Tomita–Takesaki theory permits a further classification of the type III case into types III_{λ} (0 ≤ λ ≤ 1) with the additional invariant of an ergodic flow on a Lebesgue space (the "flow of weights") when λ = 0.

===Classification of JBW factors of Type I===
- The JBW factor of Type I_{1} is the real numbers.
- The JBW factors of Type I_{2} are the spin factors. Let H be a real Hilbert space of dimension greater than 1. Set M = H ⊕ R with inner product (u⊕λ,v⊕μ) =(u,v) + λμ and product (u⊕λ)∘(v⊕μ)=( μu + λv) ⊕ [(u,v) + λμ]. With the operator norm ||L(a)||, M is a JBW factor and also a JW factor.
- The JBW factors of Type I_{3} are the self-adjoint 3 by 3 matrices with entries in the real numbers, the complex numbers or the quaternions or the octonions.
- The JBW factors of Type I_{n} with 4 ≤ n < ∞ are the self-adjoint n by n matrices with entries in the real numbers, the complex numbers or the quaternions.
- The JBW factors of Type I_{∞} are the self-adjoint operators on an infinite-dimensional real, complex or quaternionic Hilbert space.

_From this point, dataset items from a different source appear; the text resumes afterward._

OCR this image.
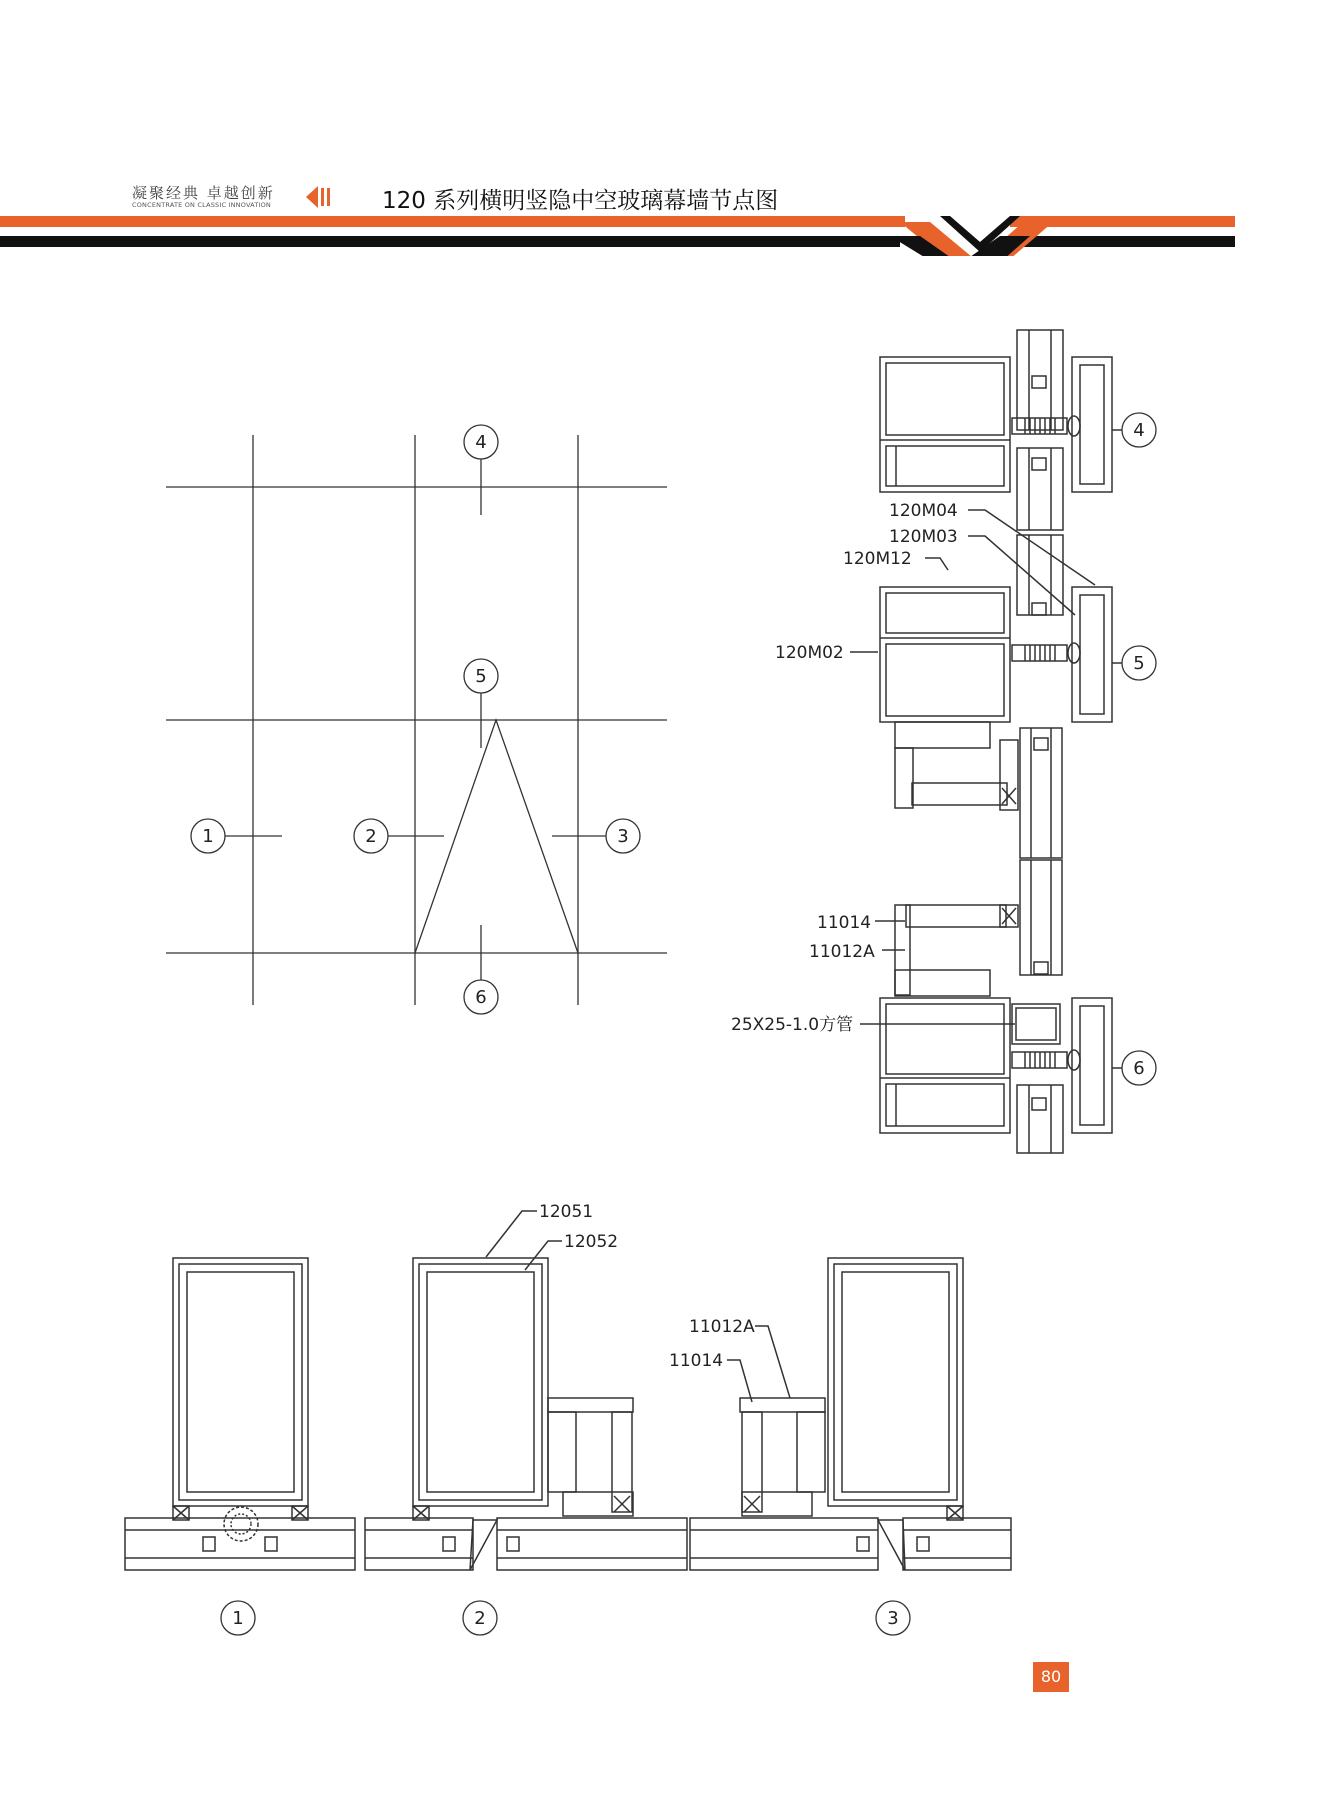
凝聚经典 卓越创新
CONCENTRATE ON CLASSIC INNOVATION	120 系列横明竖隐中空玻璃幕墙节点图
4
5
6
1	2	3
120M04
120M03
120M12
120M02
11014
11012A
25X25-1.0方管
4
5
6
12051
12052
11012A
11014
1	2	3
80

The quaternionic space is defined as all sequences x = (x_{i}) with x_{i} in H and Σ |x_{i}|^{2} < ∞. The H-valued inner product is given by (x,y) = Σ (y_{i})*x_{i}. There is an underlying real inner product given by (x,y)_{R} = Re (x,y). The quaternionic JBW factor of Type I_{∞} is thus the Jordan algebra of all self-adjoint operators on this real inner product space that commute with the action of right multiplication by H.

===Classification of JBW factors of Types II and III===
The JBW factors not of Type I_{2} and I_{3} are all JW factors, i.e. can be realized as Jordan algebras of self-adjoint operators on a Hilbert space closed in the weak operator topology. Every JBW factor not of Type I_{2} or Type I_{3} is isomorphic to the self-adjoint part of the fixed point algebra of a period 2 *-anti-automorphism of a von Neumann algebra. In particular each JBW factor is either isomorphic to the self-adjoint part of a von Neumann factor of the same type or to the self-adjoint part of the fixed point algebra of a period 2 *-anti-automorphism of a von Neumann factor of the same type. For hyperfinite factors, the class of von Neumann factors completely classified by Connes and Haagerup, the period 2 *-antiautomorphisms have been classified up to conjugacy in the automorphism group of the factor.